Before We Were Yours(120)



My father listens from behind the usual stoic mask. My mother eventually sinks against the rocker with a wrist braced against her forehead.

When I’m done, the air hangs silent. No one knows what to say. It’s obvious that even my father had not an inkling of this, although there’s also something in his expression that tells me a few details about his mother’s behavior have begun to make sense now.

“How…how do you know all of this is true? Maybe…maybe this woman…” My mother trails off, looks toward the cottage window. She’s thinking of what she heard in there, of the photos on the walls. “I just don’t see how it’s possible.”

My father breathes over his joined fingertips, graying eyebrows gathering together. He knows it’s possible; he just doesn’t want it to be. But I’ve told him what Trent and I have learned about the Tennessee Children’s Home Society, and I can see that most of it wasn’t new information to him or my mother. No doubt, they’ve heard of the scandal, perhaps seen the TV shows that have reenacted events at Georgia’s notorious children’s home.

“I can’t…My mother?” Dad mutters. “Did my father know?”

“I don’t think anyone knew. Grandma Judy and her sisters were grown women by the time they were reunited. May told me they didn’t want to interfere with each other’s lives. Considering that the paper trail was set up to keep birth families from finding one another, it’s a miracle that even four of the siblings were brought back together.”

“My God.” He shakes his head as if he’s trying to rearrange the thoughts there, to put them in some workable order. “My mother has a twin?”

“She was born a twin. She did search over the years, but she was never able to find out what happened after that—whether her twin died or survived and was adopted.”

My father rests his chin on his hands. He looks upward through the trees. “My dear God in heaven.”

I know what he’s thinking. I’ve been turning the same things over in my mind since the day I learned the truth. All week long, I’ve gone back and forth between taking the secret to the grave with me…and setting the truth free, come what may. In the end, it boils down to this: My father deserves to know who he is.
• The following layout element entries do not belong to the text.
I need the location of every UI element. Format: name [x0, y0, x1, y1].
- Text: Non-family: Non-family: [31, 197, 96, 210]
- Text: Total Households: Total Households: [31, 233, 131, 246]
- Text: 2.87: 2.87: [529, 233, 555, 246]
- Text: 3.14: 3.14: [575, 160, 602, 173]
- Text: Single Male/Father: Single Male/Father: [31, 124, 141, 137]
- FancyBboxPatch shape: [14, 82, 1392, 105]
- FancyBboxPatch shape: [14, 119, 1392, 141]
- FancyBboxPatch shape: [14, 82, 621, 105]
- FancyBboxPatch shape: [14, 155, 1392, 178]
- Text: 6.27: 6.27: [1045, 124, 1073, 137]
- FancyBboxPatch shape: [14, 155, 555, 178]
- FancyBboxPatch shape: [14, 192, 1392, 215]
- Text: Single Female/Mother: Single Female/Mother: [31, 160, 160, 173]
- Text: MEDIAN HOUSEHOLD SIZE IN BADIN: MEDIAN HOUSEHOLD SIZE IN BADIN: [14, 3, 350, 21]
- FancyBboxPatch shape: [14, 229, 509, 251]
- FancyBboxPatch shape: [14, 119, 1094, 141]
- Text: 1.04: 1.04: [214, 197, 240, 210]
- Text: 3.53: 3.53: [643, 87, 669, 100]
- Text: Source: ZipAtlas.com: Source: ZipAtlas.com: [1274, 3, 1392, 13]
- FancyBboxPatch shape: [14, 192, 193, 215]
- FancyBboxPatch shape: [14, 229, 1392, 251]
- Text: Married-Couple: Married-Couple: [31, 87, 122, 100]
My grandmother deserves whatever time she has left to spend with her sister.

The five little river gypsies who suffered at the hands of the Tennessee Children’s Home Society deserve to have their stories carried forward into the future. But for a strange twist of fate, my father’s mother would have grown up on a riverboat, among common folk, surrounded by the poverty of the Great Depression.
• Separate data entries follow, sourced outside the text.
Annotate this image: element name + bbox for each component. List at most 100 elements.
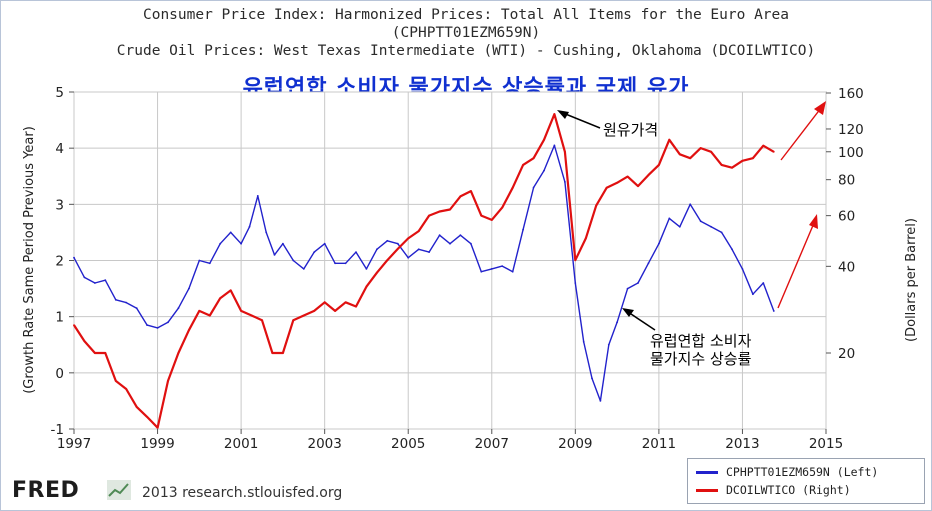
cpi-point-35 [428, 251, 430, 254]
cpi-point-57 [647, 262, 650, 265]
cpi-point-69 [772, 310, 775, 312]
oil-annotation-leader [562, 112, 601, 129]
cpi-point-60 [678, 225, 681, 228]
cpi-point-25 [323, 242, 326, 245]
left-tick-label-1: 0 [55, 366, 64, 382]
oil-point-38 [470, 190, 472, 193]
cpi-point-27 [344, 262, 347, 265]
oil-point-64 [741, 159, 744, 162]
oil-point-55 [647, 174, 650, 177]
oil-point-63 [731, 166, 733, 169]
cpi-annotation-arrowhead [622, 308, 634, 317]
left-tick-label-2: 1 [55, 310, 64, 326]
cpi-point-43 [511, 270, 514, 273]
x-tick-label-7: 2011 [642, 436, 676, 452]
oil-point-67 [772, 150, 775, 153]
oil-point-23 [313, 310, 316, 312]
legend-label-cpi: CPHPTT01EZM659N (Left) [726, 465, 879, 479]
series-line-cpi [73, 144, 775, 402]
cpi-right-axis-arrow [777, 222, 815, 309]
oil-point-44 [532, 157, 535, 160]
cpi-point-37 [449, 242, 451, 245]
x-tick-label-4: 2005 [391, 436, 425, 452]
oil-point-15 [229, 289, 232, 292]
oil-point-65 [752, 157, 754, 160]
legend-item-oil: DCOILWTICO (Right) [696, 482, 851, 498]
cpi-point-14 [219, 242, 222, 245]
cpi-point-21 [282, 242, 284, 245]
oil-point-20 [282, 352, 284, 354]
oil-point-17 [250, 314, 253, 317]
oil-annotation-label: 원유가격 [603, 121, 658, 139]
oil-point-39 [480, 214, 483, 217]
oil-point-10 [177, 352, 180, 354]
cpi-point-8 [156, 327, 159, 329]
cpi-point-67 [752, 293, 754, 296]
cpi-point-3 [104, 279, 107, 282]
oil-point-18 [261, 319, 263, 322]
cpi-point-22 [292, 259, 295, 262]
oil-point-42 [511, 186, 514, 189]
fred-logo: FRED [12, 478, 80, 503]
legend-swatch-cpi [696, 470, 718, 474]
oil-point-25 [334, 310, 336, 312]
cpi-point-30 [376, 248, 378, 251]
left-tick-label-4: 3 [55, 197, 64, 213]
x-tick-label-8: 2013 [725, 436, 759, 452]
cpi-point-38 [459, 234, 462, 237]
oil-point-22 [302, 314, 305, 317]
left-tick-label-0: -1 [51, 422, 64, 438]
cpi-point-55 [626, 287, 629, 290]
cpi-point-19 [265, 231, 268, 234]
fred-chart-icon [107, 480, 131, 500]
cpi-point-33 [407, 256, 410, 259]
oil-point-31 [396, 248, 399, 250]
oil-point-59 [689, 157, 692, 160]
chart-title-line-2: (CPHPTT01EZM659N) [391, 25, 541, 41]
oil-point-56 [658, 164, 660, 166]
oil-point-27 [355, 305, 357, 308]
oil-point-60 [699, 147, 702, 150]
cpi-point-20 [273, 254, 276, 256]
oil-point-16 [240, 310, 243, 312]
cpi-point-6 [135, 307, 138, 310]
x-tick-label-6: 2009 [558, 436, 592, 452]
cpi-point-23 [302, 268, 305, 270]
cpi-point-34 [417, 248, 420, 251]
x-tick-label-1: 1999 [140, 436, 174, 452]
cpi-point-68 [762, 282, 765, 284]
left-axis-ticks: -1 0 1 2 3 4 5 [51, 85, 74, 438]
cpi-point-58 [658, 242, 660, 245]
oil-point-24 [323, 301, 326, 304]
cpi-point-26 [334, 262, 336, 265]
cpi-point-17 [248, 225, 251, 228]
oil-point-29 [376, 271, 378, 274]
oil-point-3 [104, 352, 107, 354]
oil-point-1 [83, 340, 86, 342]
cpi-point-16 [240, 242, 243, 245]
cpi-point-11 [188, 287, 190, 290]
oil-point-52 [616, 181, 618, 184]
oil-point-2 [94, 352, 96, 354]
x-tick-label-9: 2015 [809, 436, 843, 452]
cpi-point-0 [73, 256, 75, 259]
oil-point-35 [438, 210, 441, 213]
left-axis-label: (Growth Rate Same Period Previous Year) [22, 126, 37, 394]
right-tick-label-6: 160 [838, 86, 864, 102]
cpi-point-64 [720, 231, 723, 234]
cpi-point-61 [689, 203, 692, 206]
oil-point-12 [198, 310, 201, 312]
oil-right-axis-arrow [780, 107, 822, 161]
oil-right-axis-arrowhead [814, 101, 826, 115]
cpi-point-18 [256, 195, 259, 197]
cpi-point-46 [543, 169, 545, 172]
oil-point-62 [720, 164, 723, 166]
cpi-point-52 [599, 400, 602, 402]
oil-point-53 [626, 175, 629, 178]
cpi-point-13 [208, 262, 211, 265]
oil-point-32 [407, 237, 410, 240]
oil-point-50 [595, 204, 598, 207]
cpi-point-12 [198, 259, 201, 262]
oil-point-7 [146, 416, 149, 418]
She wouldn’t have been of the class to have met my grandfather, much less married him.

We wouldn’t be Staffords.

My mother regains herself a bit, lifts her chin, and reaches across to unfasten my father’s hands and hold one of them. “It’s ancient history. There’s no sense in agonizing over it now, Wells. There’s no reason to be bringing it up at all.” A glance slides my way—a warning.
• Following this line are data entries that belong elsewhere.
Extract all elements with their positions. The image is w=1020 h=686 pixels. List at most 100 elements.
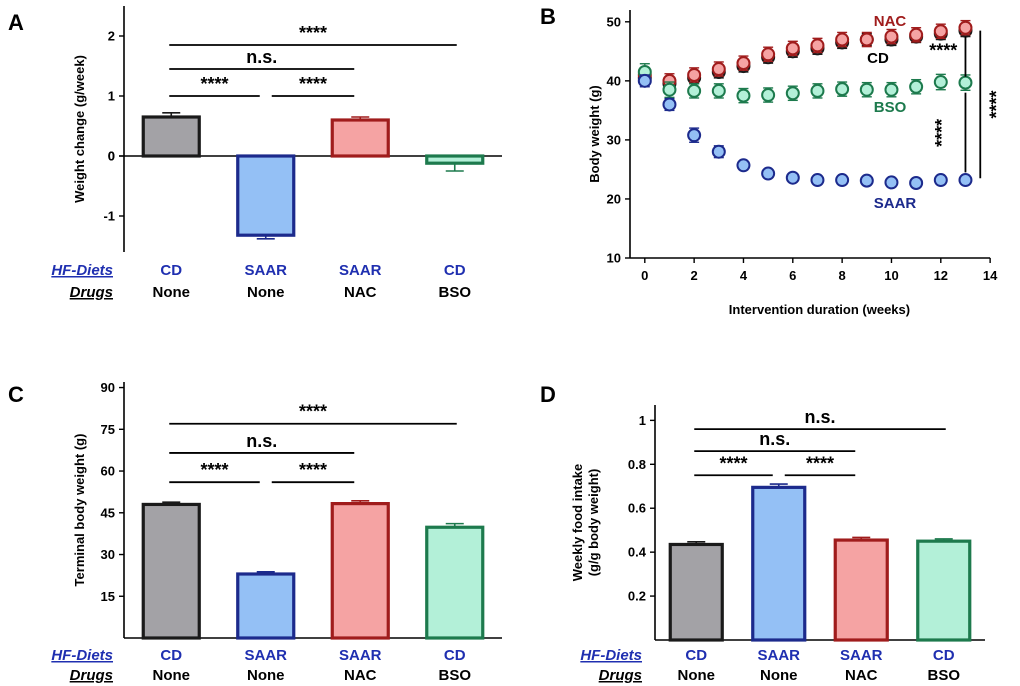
data-point [884, 82, 899, 97]
y-tick-label: 90 [101, 380, 115, 395]
y-tick-label: 0 [108, 149, 115, 164]
data-point [711, 62, 726, 77]
significance-label: **** [719, 453, 747, 473]
data-point [835, 32, 850, 47]
bar [833, 538, 889, 642]
bar [330, 502, 390, 640]
data-point [761, 88, 776, 103]
data-point [761, 47, 776, 62]
bar [330, 118, 390, 158]
category-diet-label: CD [444, 647, 466, 664]
category-diet-label: CD [685, 647, 707, 664]
data-point [736, 158, 751, 173]
significance-label: **** [932, 119, 952, 147]
data-point [933, 75, 948, 90]
data-point [761, 166, 776, 181]
significance-label: **** [986, 90, 1006, 118]
series-label: CD [867, 50, 889, 67]
y-tick-label: 30 [607, 132, 621, 147]
data-point [884, 175, 899, 190]
y-tick-label: 30 [101, 547, 115, 562]
category-drug-label: NAC [845, 667, 878, 684]
data-point [662, 97, 677, 112]
data-point [785, 41, 800, 56]
significance-label: **** [299, 23, 327, 43]
y-tick-label: 0.4 [628, 545, 647, 560]
bar [668, 542, 724, 642]
significance-label: n.s. [804, 407, 835, 427]
category-drug-label: NAC [344, 284, 377, 301]
row-label-drugs: Drugs [70, 667, 113, 684]
significance-label: n.s. [246, 47, 277, 67]
data-point [810, 83, 825, 98]
significance-label: **** [806, 453, 834, 473]
category-diet-label: SAAR [244, 647, 287, 664]
panel-letter-a: A [8, 10, 24, 35]
panel-d-food-intake-chart: 0.2 0.4 0.6 0.8 1 Weekly food intake(g/g body… [570, 405, 985, 684]
bar [751, 485, 807, 642]
data-point [687, 67, 702, 82]
x-tick-label: 8 [839, 268, 846, 283]
data-point [785, 170, 800, 185]
category-drug-label: BSO [438, 667, 471, 684]
category-diet-label: CD [160, 262, 182, 279]
category-diet-label: CD [444, 262, 466, 279]
data-point [958, 173, 973, 188]
row-label-drugs: Drugs [70, 284, 113, 301]
bar [141, 115, 201, 158]
significance-label: n.s. [246, 431, 277, 451]
y-tick-label: 60 [101, 464, 115, 479]
category-diet-label: CD [933, 647, 955, 664]
data-point [909, 27, 924, 42]
y-tick-label: 0.8 [628, 457, 646, 472]
significance-label: **** [299, 460, 327, 480]
category-drug-label: None [678, 667, 716, 684]
panel-letter-c: C [8, 382, 24, 407]
category-diet-label: CD [160, 647, 182, 664]
category-drug-label: BSO [438, 284, 471, 301]
x-tick-label: 6 [789, 268, 796, 283]
y-tick-label: 0 [108, 149, 115, 164]
category-diet-label: SAAR [244, 262, 287, 279]
significance-label: **** [200, 460, 228, 480]
data-point [933, 173, 948, 188]
data-point [909, 176, 924, 191]
y-tick-label: 20 [607, 191, 621, 206]
data-point [884, 29, 899, 44]
category-drug-label: None [760, 667, 798, 684]
y-axis-title: Terminal body weight (g) [72, 434, 87, 587]
data-point [785, 86, 800, 101]
y-tick-label: 40 [607, 73, 621, 88]
data-point [810, 173, 825, 188]
data-point [711, 83, 726, 98]
bar [425, 525, 485, 640]
x-tick-label: 0 [641, 268, 648, 283]
significance-label: **** [299, 74, 327, 94]
category-diet-label: SAAR [339, 262, 382, 279]
x-tick-label: 12 [934, 268, 948, 283]
y-tick-label: 50 [607, 14, 621, 29]
series-label: SAAR [874, 195, 917, 212]
y-tick-label: 1 [639, 413, 646, 428]
bar [141, 502, 201, 640]
bar [916, 539, 972, 642]
category-diet-label: SAAR [339, 647, 382, 664]
category-diet-label: SAAR [757, 647, 800, 664]
panel-letter-d: D [540, 382, 556, 407]
bar [425, 154, 485, 165]
x-tick-label: 10 [884, 268, 898, 283]
data-point [933, 24, 948, 39]
significance-label: n.s. [759, 429, 790, 449]
data-point [859, 173, 874, 188]
panel-c-terminal-weight-chart: 15 30 45 60 75 90 Terminal body weight (g) ****… [51, 380, 502, 684]
data-point [736, 88, 751, 103]
data-point [835, 82, 850, 97]
category-drug-label: NAC [344, 667, 377, 684]
significance-label: **** [200, 74, 228, 94]
y-tick-label: 15 [101, 589, 115, 604]
y-tick-label: -1 [103, 209, 115, 224]
x-tick-label: 14 [983, 268, 998, 283]
category-drug-label: None [247, 284, 285, 301]
category-diet-label: SAAR [840, 647, 883, 664]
I resist the urge to wilt. For me, there’s no turning back. “Dad, what you decide to do from here is your choice. All I ask is that Grandma Judy be able to have time with her sister…for however long they have left. They’ve spent their whole lives hiding away from the world, for our benefit. They deserve to be at peace now.”

My father kisses my mother’s fingers, folds them between his, and nods. Silently, he’s telling both of us he’ll mull this over and make his own decisions.

Honeybee leans closer to me. “What about this…the man in there? Can he be trusted not to…well…to use this information? With the Senate run coming up next year, there’s nothing Cal Fortner would like more than a personal scandal to distract from the issues.”

I’m relieved when she automatically looks to my father, not me, in regard to the next Senate race. I feel life shifting toward its old balance, and I’m glad. It’ll be easier to tell them there won’t be a politically advantageous wedding in our garden during azalea season. I’m not ready to broach the subject yet, but I will.

Being here, seeing May and my grandmother together, makes me all the more certain of it. All the more certain of myself. “You don’t have to worry about Trent. He wouldn’t do that. He’s a friend. If it weren’t for his grandfather, Grandma Judy’s sisters never would have found her. She wouldn’t have learned the truth about her past.”

My mother’s expression indicates that she’s unconvinced it wouldn’t have been better that way.

My father’s face says otherwise. “I’d like to talk to Mrs. Crandall a bit.”

Honeybee’s mouth falls open a little. Then she pops it shut, straightens herself, and nods in acquiescence. Whatever path my father chooses, she will walk it right beside him. This is how my parents have always been.

“I think May would welcome that. We can leave the four of you alone so she can tell you her story.” Hearing it from May, in her own words, will bring it home to my father, I hope. This is our family history.

“You can stay,” my mother says uncertainly.

“I’d rather just let you have a bit of time.” Really, I want to be alone with Trent. I know he’s dying to ask how my parents took the news about Grandma Judy. He keeps looking at me through the cottage window.